Médecins Sans Frontières, Mumbai, India.
PLoS One. 2012;7(7):e40781. doi: 10.1371/journal.pone.0040781. Epub 2012 Jul 11.
Significant adverse events (AE) have been reported in patients receiving medications for multidrug- and extensively-drug-resistant tuberculosis (MDR-TB & XDR-TB). However, there is little prospective data on AE in MDR- or XDR-TB/HIV co-infected patients on antituberculosis and antiretroviral therapy (ART) in programmatic settings.
Médecins Sans Frontières (MSF) is supporting a community-based treatment program for drug-resistant tuberculosis in HIV-infected patients in a slum setting in Mumbai, India since 2007. Patients are being treated for both diseases and the management of AE is done on an outpatient basis whenever possible. Prospective data were analysed to determine the occurrence and nature of AE.

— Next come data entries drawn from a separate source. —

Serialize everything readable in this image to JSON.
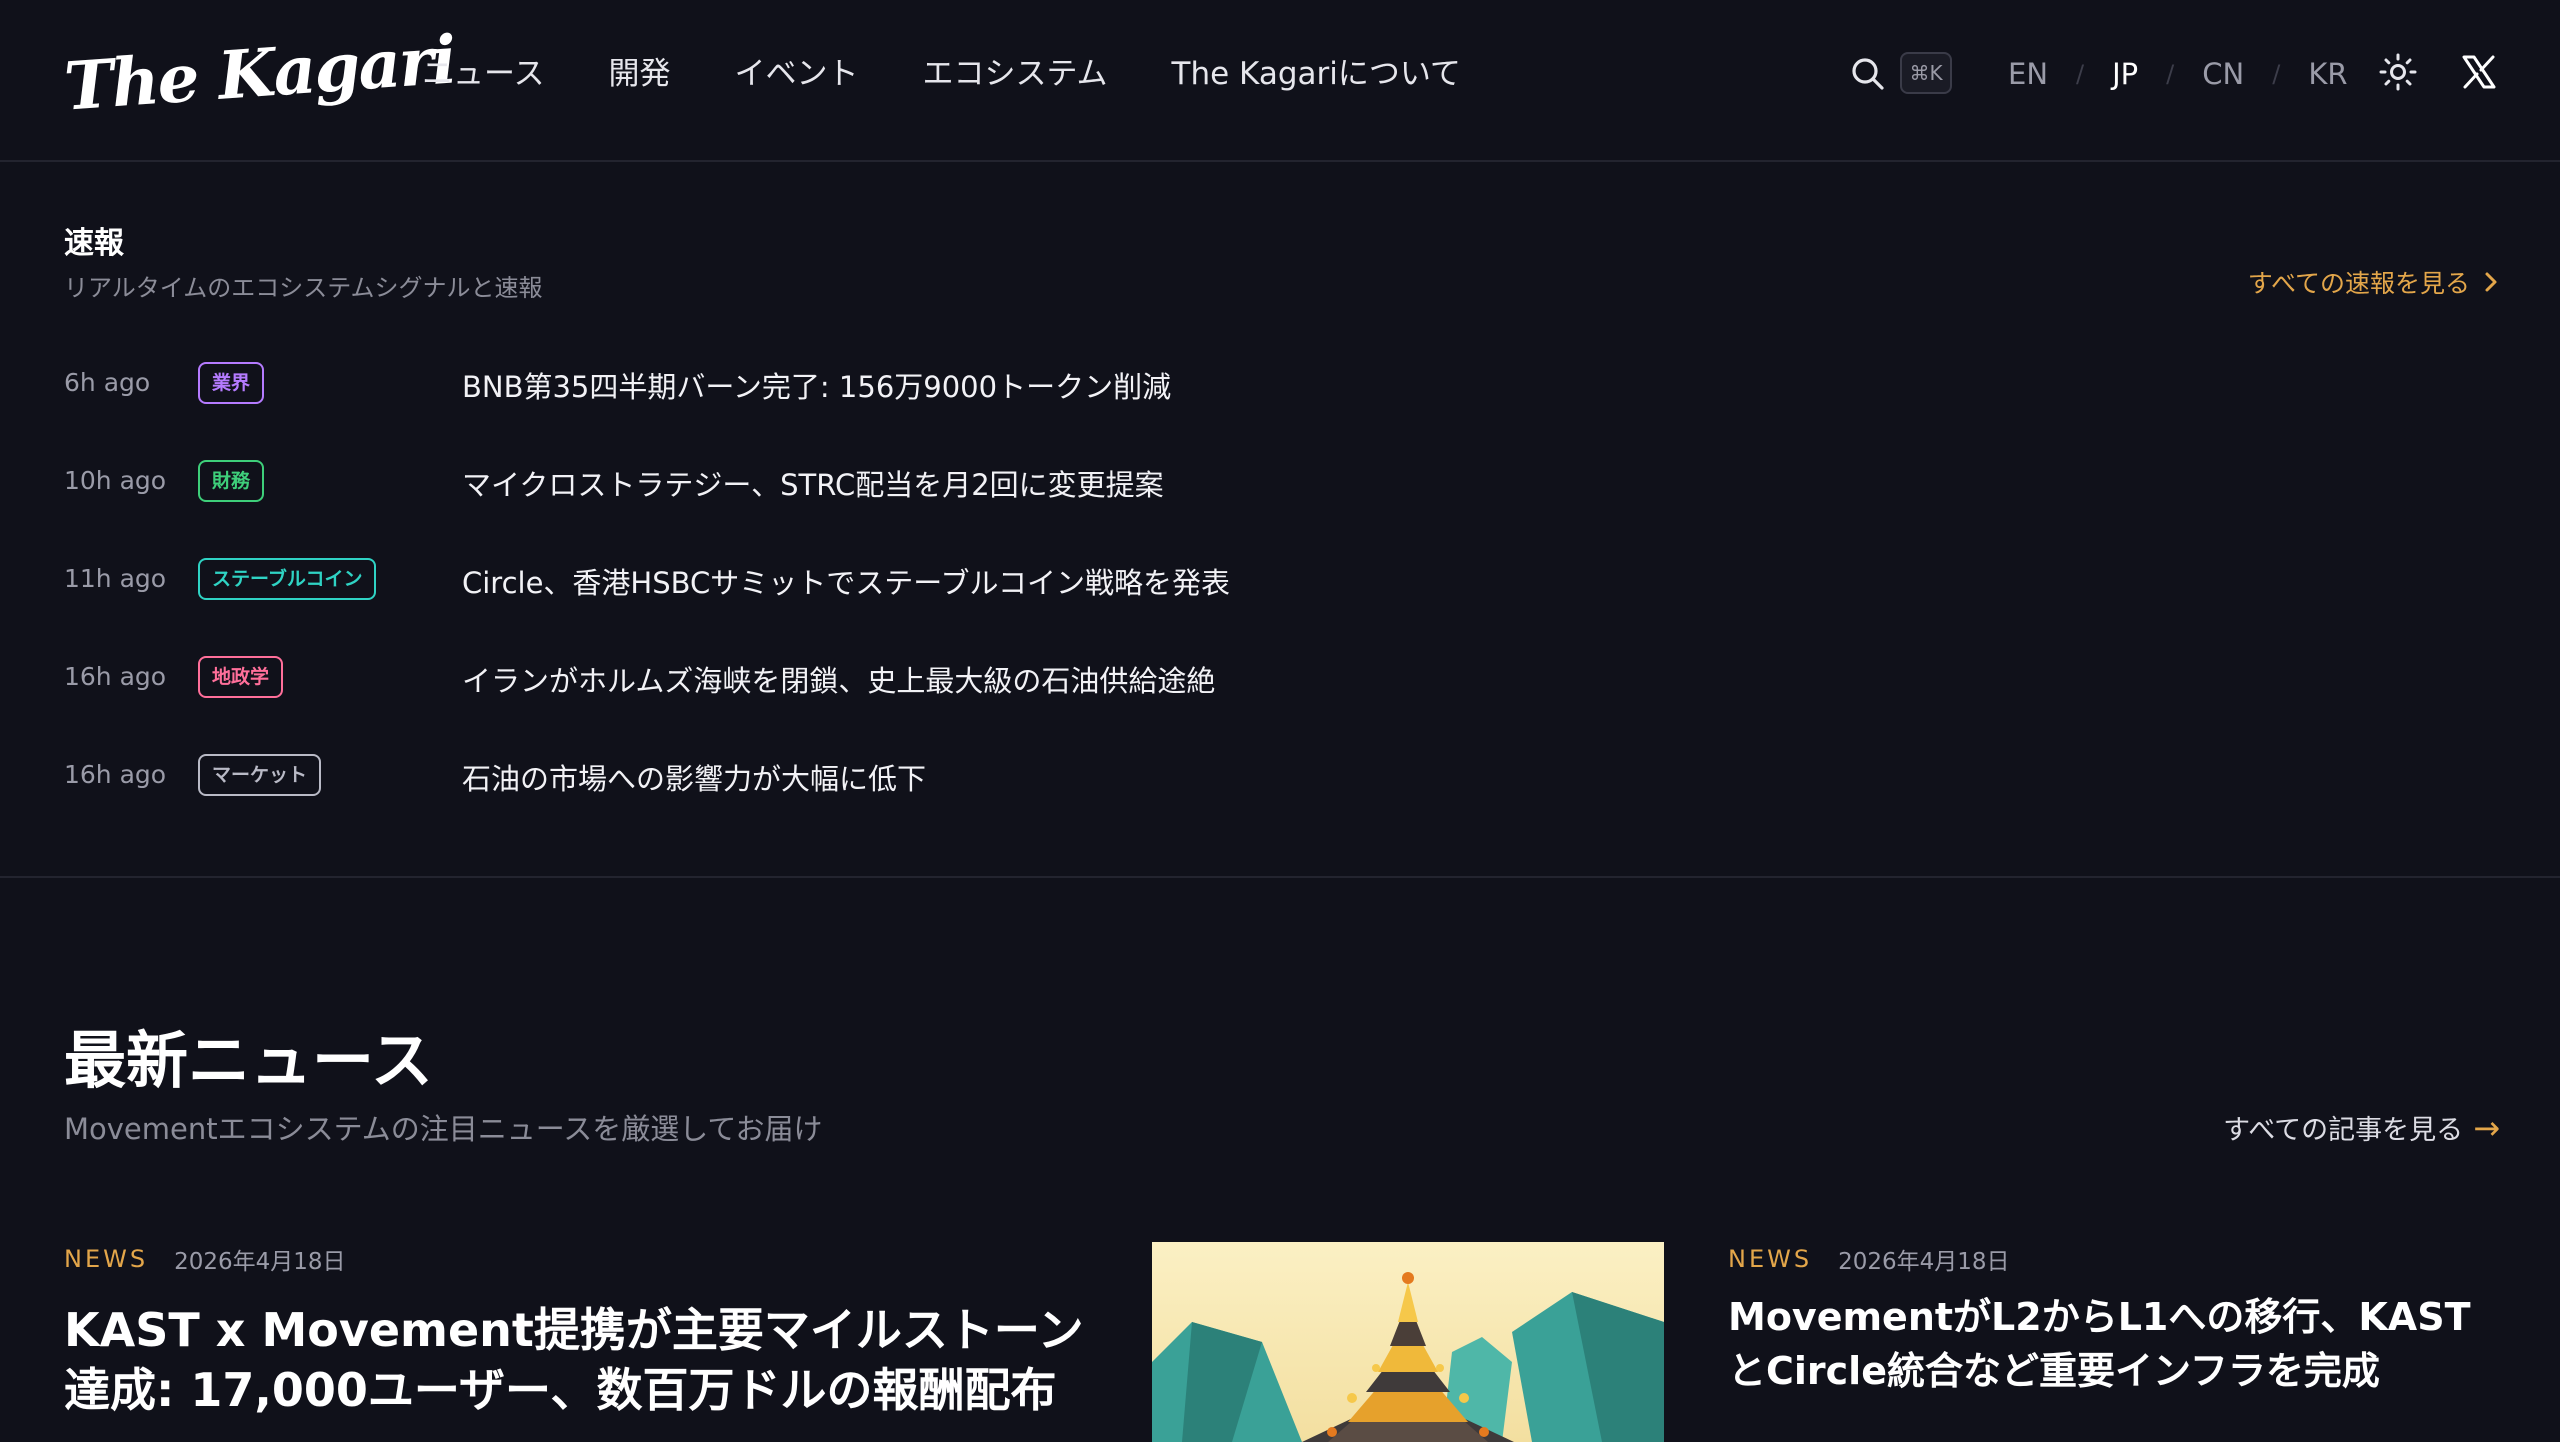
{
  "header": {
    "logo_text": "The Kagari",
    "nav": [
      "ニュース",
      "開発",
      "イベント",
      "エコシステム",
      "The Kagariについて"
    ],
    "search_shortcut": "⌘K",
    "languages": [
      "EN",
      "JP",
      "CN",
      "KR"
    ],
    "active_language": "JP",
    "icons": [
      "search-icon",
      "sun-icon",
      "x-logo-icon"
    ]
  },
  "breaking": {
    "title": "速報",
    "subtitle": "リアルタイムのエコシステムシグナルと速報",
    "see_all": "すべての速報を見る",
    "items": [
      {
        "time": "6h ago",
        "tag": "業界",
        "tag_color": "#b57bff",
        "headline": "BNB第35四半期バーン完了: 156万9000トークン削減"
      },
      {
        "time": "10h ago",
        "tag": "財務",
        "tag_color": "#3ecf7a",
        "headline": "マイクロストラテジー、STRC配当を月2回に変更提案"
      },
      {
        "time": "11h ago",
        "tag": "ステーブルコイン",
        "tag_color": "#2fd3c4",
        "headline": "Circle、香港HSBCサミットでステーブルコイン戦略を発表"
      },
      {
        "time": "16h ago",
        "tag": "地政学",
        "tag_color": "#ff6f9a",
        "headline": "イランがホルムズ海峡を閉鎖、史上最大級の石油供給途絶"
      },
      {
        "time": "16h ago",
        "tag": "マーケット",
        "tag_color": "#b9bac6",
        "headline": "石油の市場への影響力が大幅に低下"
      }
    ]
  },
  "latest": {
    "title": "最新ニュース",
    "subtitle": "Movementエコシステムの注目ニュースを厳選してお届け",
    "see_all": "すべての記事を見る",
    "see_all_arrow": "→",
    "featured": {
      "category": "NEWS",
      "date": "2026年4月18日",
      "title": "KAST x Movement提携が主要マイルストーン達成: 17,000ユーザー、数百万ドルの報酬配布"
    },
    "side": {
      "category": "NEWS",
      "date": "2026年4月18日",
      "title": "MovementがL2からL1への移行、KASTとCircle統合など重要インフラを完成"
    }
  }
}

Between May 2007 and September 2011, 67 HIV/MDR-TB co-infected patients were being treated with anti-TB treatment and ART; 43.3% were female, median age was 35.5 years (Interquartile Range: 30.5-42) and the median duration of anti-TB treatment was 10 months (range 0.5-30). Overall, AE were common in this cohort: 71%, 63% and 40% of patients experienced one or more mild, moderate or severe AE, respectively. However, they were rarely life-threatening or debilitating. AE occurring most frequently included gastrointestinal symptoms (45% of patients), peripheral neuropathy (38%), hypothyroidism (32%), psychiatric symptoms (29%) and hypokalaemia (23%). Eleven patients were hospitalized for AE and one or more suspect drugs had to be permanently discontinued in 27 (40%). No AE led to indefinite suspension of an entire MDR-TB or ART regimen.
AE occurred frequently in this Mumbai HIV/MDR-TB cohort but not more frequently than in non-HIV patients on similar anti-TB treatment. Most AE can be successfully managed on an outpatient basis through a community-based treatment program, even in a resource-limited setting. Concerns about severe AE in the management of co-infected patients are justified, however, they should not cause delays in the urgently needed rapid scale-up of antiretroviral therapy and second-line anti-TB treatment.
在接受多药耐药和广泛耐药结核病(MDR-TB 和 XDR-TB)治疗的患者中,已经报告了重大不良事件(AE)。然而,在规划环境中,针对 MDR 或 XDR-TB/HIV 合并感染患者接受抗结核和抗逆转录病毒治疗(ART)时的 AE,前瞻性数据很少。
无国界医生组织(MSF)自 2007 年以来一直在印度孟买的一个贫民窟为感染 HIV 的耐药结核病患者提供社区为基础的治疗方案。这些患者同时接受两种疾病的治疗,并且尽可能在门诊基础上管理 AE。对前瞻性数据进行了分析,以确定 AE 的发生和性质。
2007 年 5 月至 2011 年 9 月期间,67 名 HIV/MDR-TB 合并感染患者正在接受抗结核治疗和 ART 治疗;43.3%为女性,中位年龄为 35.5 岁(四分位间距:30.5-42),抗结核治疗的中位时间为 10 个月(范围 0.5-30)。总的来说,该队列中 AE 很常见:分别有 71%、63%和 40%的患者经历了一次或多次轻度、中度或重度 AE。然而,它们很少危及生命或致残。最常发生的 AE 包括胃肠道症状(45%的患者)、周围神经病(38%)、甲状腺功能减退(32%)、精神症状(29%)和低钾血症(23%)。11 名患者因 AE 住院,27 名(40%)患者中必须永久停用一种或多种可疑药物。没有 AE 导致整个 MDR-TB 或 ART 方案无限期暂停。
在孟买 HIV/MDR-TB 队列中,AE 发生频繁,但与接受类似抗结核治疗的非 HIV 患者相比,AE 并不更频繁。大多数 AE 可以通过社区为基础的治疗方案在门诊基础上成功管理,即使在资源有限的环境中也是如此。对合并感染患者管理中严重 AE 的担忧是合理的,但是,它们不应导致急需快速扩大抗逆转录病毒治疗和二线抗结核治疗的延误。